Author: Sándor Márai
Original title: A gyertyák csonkig egnék (Hungarian)
Translated into English by: Carol Brown Janeway
Published: 1942 (original), 2003 (translation)
Genre: Literature

Excerpt from Embers

It’s 1941 and an old general is living alone with his servants in a castle in the Carpathian forest. One day an old friend of his announces his arrival, and old memories bubble to the surface. The friend listens while the general talks about their childhood friendship and the events that led to the friend’s departure 41 years before.

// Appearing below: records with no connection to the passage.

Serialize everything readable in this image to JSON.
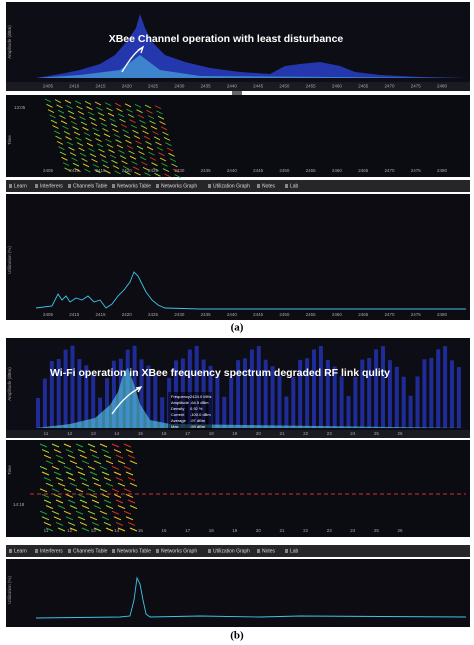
{
  "panel_a": {
    "annotation": "XBee Channel operation with least disturbance",
    "spectrum_y_label": "Amplitude (dBm)",
    "spectrum_x_ticks": [
      "2405",
      "2410",
      "2415",
      "2420",
      "2425",
      "2430",
      "2435",
      "2440",
      "2445",
      "2450",
      "2455",
      "2460",
      "2465",
      "2470",
      "2475",
      "2480"
    ],
    "waterfall_y_label": "Time",
    "waterfall_time": "13:05",
    "tabs": [
      "Learn",
      "Interferers",
      "Channels Table",
      "Networks Table",
      "Networks Graph",
      "Utilization Graph",
      "Notes",
      "Lab"
    ],
    "utilization_y_label": "Utilization (%)",
    "utilization_x_ticks": [
      "2405",
      "2410",
      "2415",
      "2420",
      "2425",
      "2430",
      "2435",
      "2440",
      "2445",
      "2450",
      "2455",
      "2460",
      "2465",
      "2470",
      "2475",
      "2480"
    ],
    "caption": "(a)"
  },
  "panel_b": {
    "annotation": "Wi-Fi operation in XBee frequency spectrum degraded RF link qulity",
    "spectrum_y_label": "Amplitude (dBm)",
    "readout": [
      [
        "Frequency",
        "2424.0 MHz"
      ],
      [
        "Amplitude",
        "-64.5 dBm"
      ],
      [
        "Density",
        "0.92 %"
      ],
      [
        "Current",
        "-100.0 dBm"
      ],
      [
        "Average",
        "-97 dBm"
      ],
      [
        "Max",
        "-59 dBm"
      ]
    ],
    "channel_ticks": [
      "11",
      "12",
      "13",
      "14",
      "15",
      "16",
      "17",
      "18",
      "19",
      "20",
      "21",
      "22",
      "23",
      "24",
      "25",
      "26"
    ],
    "waterfall_y_label": "Time",
    "waterfall_time": "14:18",
    "tabs": [
      "Learn",
      "Interferers",
      "Channels Table",
      "Networks Table",
      "Networks Graph",
      "Utilization Graph",
      "Notes",
      "Lab"
    ],
    "utilization_y_label": "Utilization (%)",
    "caption": "(b)"
  }
}
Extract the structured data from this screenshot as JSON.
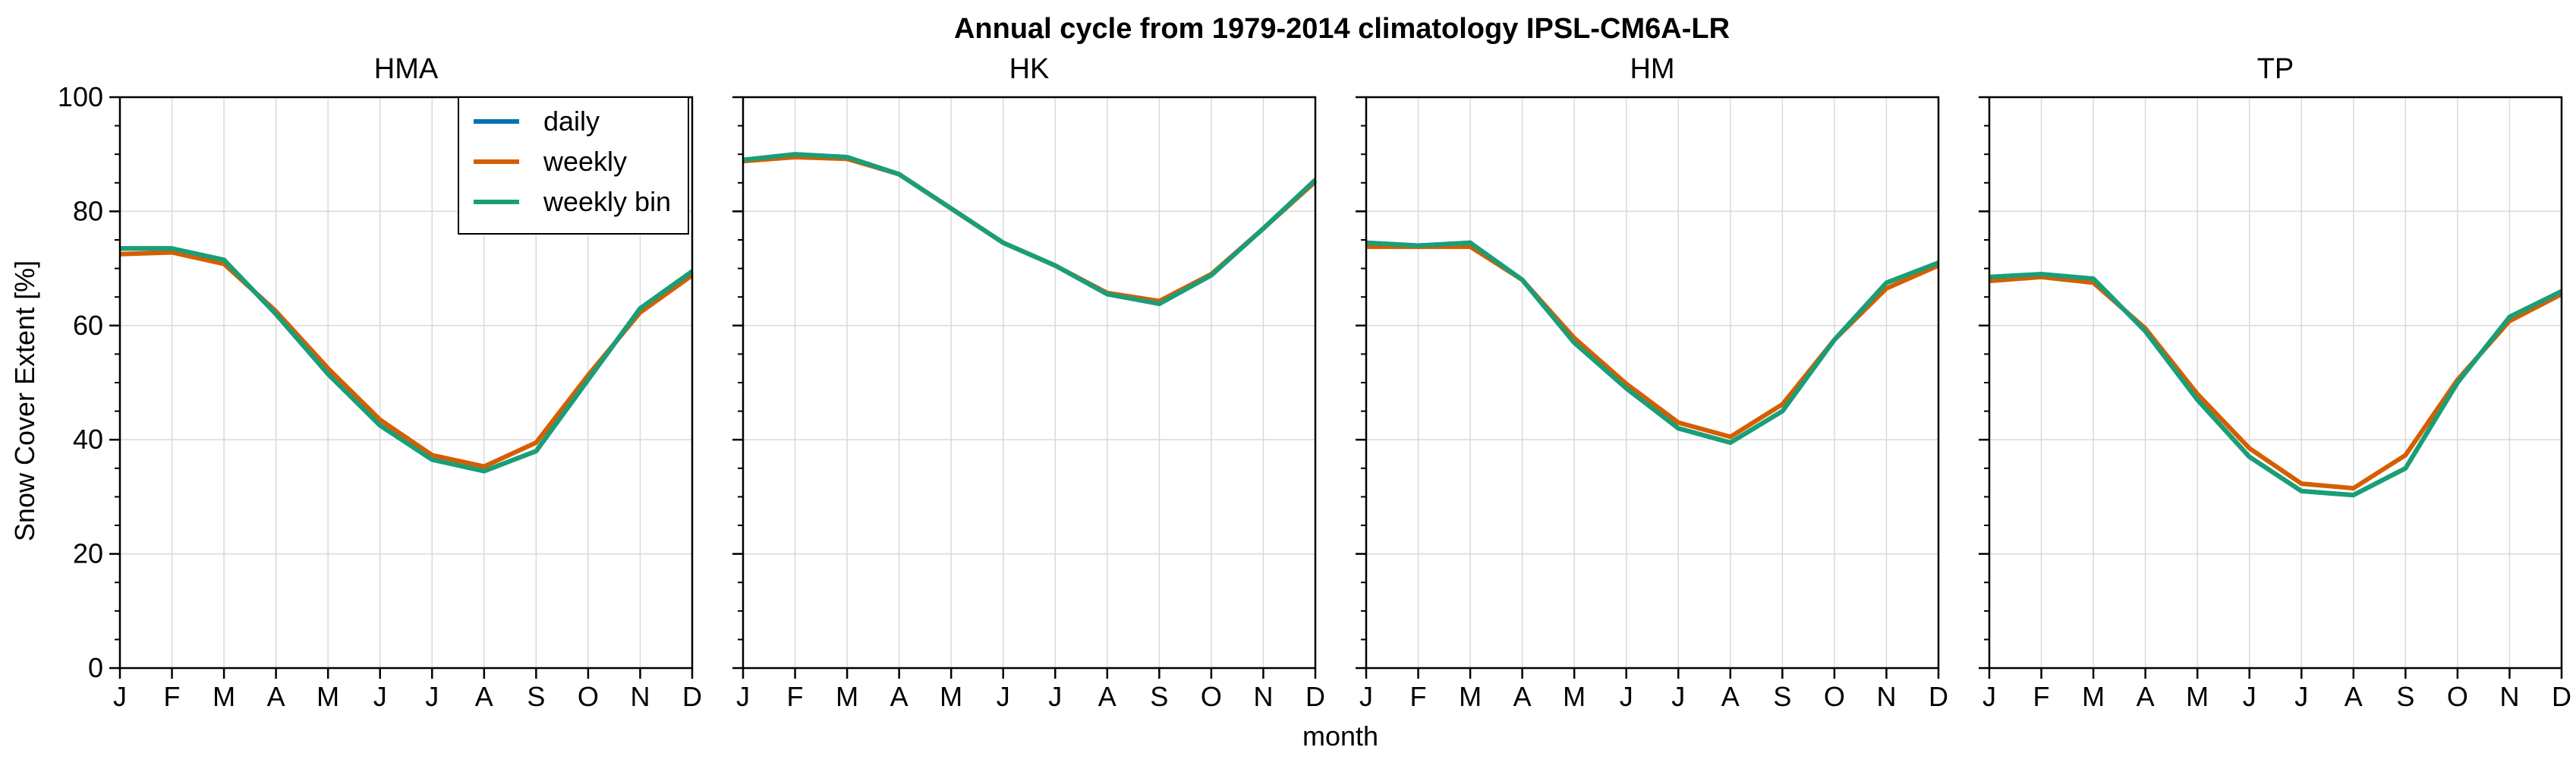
{
  "chart_data": {
    "type": "line",
    "title": "Annual cycle from 1979-2014 climatology IPSL-CM6A-LR",
    "xlabel": "month",
    "ylabel": "Snow Cover Extent [%]",
    "ylim": [
      0,
      100
    ],
    "yticks": [
      0,
      20,
      40,
      60,
      80,
      100
    ],
    "categories": [
      "J",
      "F",
      "M",
      "A",
      "M",
      "J",
      "J",
      "A",
      "S",
      "O",
      "N",
      "D"
    ],
    "grid": true,
    "legend": {
      "placement": "top-right of first panel",
      "entries": [
        "daily",
        "weekly",
        "weekly bin"
      ]
    },
    "colors": {
      "daily": "#0072b2",
      "weekly": "#d55e00",
      "weekly bin": "#1a9e77"
    },
    "panels": [
      {
        "title": "HMA",
        "series": [
          {
            "name": "daily",
            "values": [
              73.5,
              73.5,
              71.5,
              62,
              51.5,
              42.5,
              36.5,
              34.5,
              38,
              50.5,
              63,
              69.5
            ]
          },
          {
            "name": "weekly",
            "values": [
              72.5,
              72.8,
              70.8,
              62.5,
              52.5,
              43.5,
              37.3,
              35.3,
              39.5,
              51.3,
              62.3,
              68.8
            ]
          },
          {
            "name": "weekly bin",
            "values": [
              73.5,
              73.5,
              71.5,
              62,
              51.5,
              42.5,
              36.5,
              34.5,
              38,
              50.5,
              63,
              69.5
            ]
          }
        ]
      },
      {
        "title": "HK",
        "series": [
          {
            "name": "daily",
            "values": [
              89,
              90,
              89.5,
              86.5,
              80.5,
              74.5,
              70.5,
              65.5,
              63.8,
              68.8,
              77,
              85.5
            ]
          },
          {
            "name": "weekly",
            "values": [
              88.8,
              89.5,
              89.2,
              86.5,
              80.5,
              74.5,
              70.5,
              65.7,
              64.3,
              69,
              77,
              85.2
            ]
          },
          {
            "name": "weekly bin",
            "values": [
              89,
              90,
              89.5,
              86.5,
              80.5,
              74.5,
              70.5,
              65.5,
              63.8,
              68.8,
              77,
              85.5
            ]
          }
        ]
      },
      {
        "title": "HM",
        "series": [
          {
            "name": "daily",
            "values": [
              74.5,
              74,
              74.5,
              68,
              57,
              49,
              42,
              39.5,
              45,
              57.5,
              67.5,
              71
            ]
          },
          {
            "name": "weekly",
            "values": [
              73.8,
              73.8,
              73.8,
              68,
              57.8,
              49.8,
              43,
              40.5,
              46.2,
              57.5,
              66.5,
              70.5
            ]
          },
          {
            "name": "weekly bin",
            "values": [
              74.5,
              74,
              74.5,
              68,
              57,
              49,
              42,
              39.5,
              45,
              57.5,
              67.5,
              71
            ]
          }
        ]
      },
      {
        "title": "TP",
        "series": [
          {
            "name": "daily",
            "values": [
              68.5,
              69,
              68.2,
              59,
              47,
              37,
              31,
              30.3,
              35,
              50,
              61.5,
              66
            ]
          },
          {
            "name": "weekly",
            "values": [
              67.8,
              68.5,
              67.5,
              59.5,
              48,
              38.5,
              32.3,
              31.5,
              37.3,
              50.5,
              60.8,
              65.5
            ]
          },
          {
            "name": "weekly bin",
            "values": [
              68.5,
              69,
              68.2,
              59,
              47,
              37,
              31,
              30.3,
              35,
              50,
              61.5,
              66
            ]
          }
        ]
      }
    ]
  }
}
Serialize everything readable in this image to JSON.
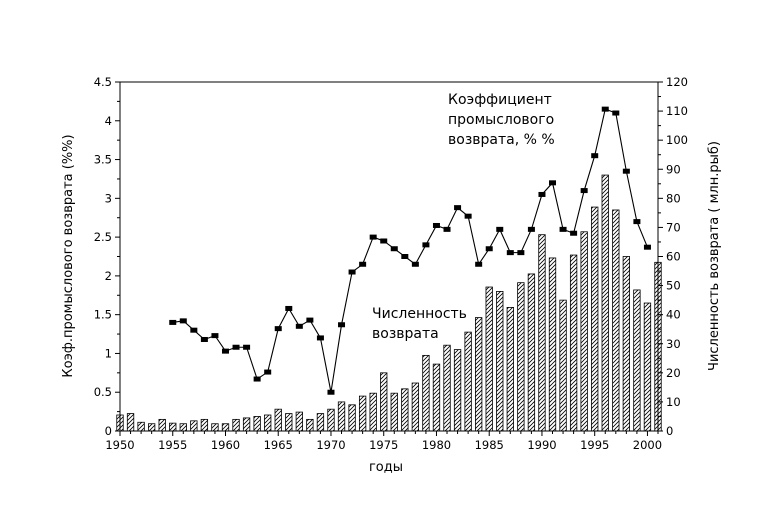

This novel is a bit unusual in its set-up in that nearly two-thirds of the story is a monologue by one of the main characters. The interjections by the other main character are so few and short that it can’t really be called a dialogue. The first third of the story is scene setting, descriptions of people, places and situations, told in a conventional style. The story is slow, almost painfully so at times. The language is flowing, almost sensuous, and makes up for the slowness of the story. The translation, while I can not judge how accurate it is, is beautifully rendered and it is only in a few places that you can see it is a translation.

From the start, the general makes it clear that he is intent to be revenged on his friend for something he did, but for readers who expect blood or fury, this story will be a disappointment. The general’s monologue, besides being reminiscences of past events, is also a philosophical discourse about love and hate, the nature of friendship, of otherness, of revenge and forgiveness.

Read it for the language or for the cultural insights, but if you expect action, you will be sorely disappointed, because while there is plenty of emotion, there is no action to speak of. 3 stars.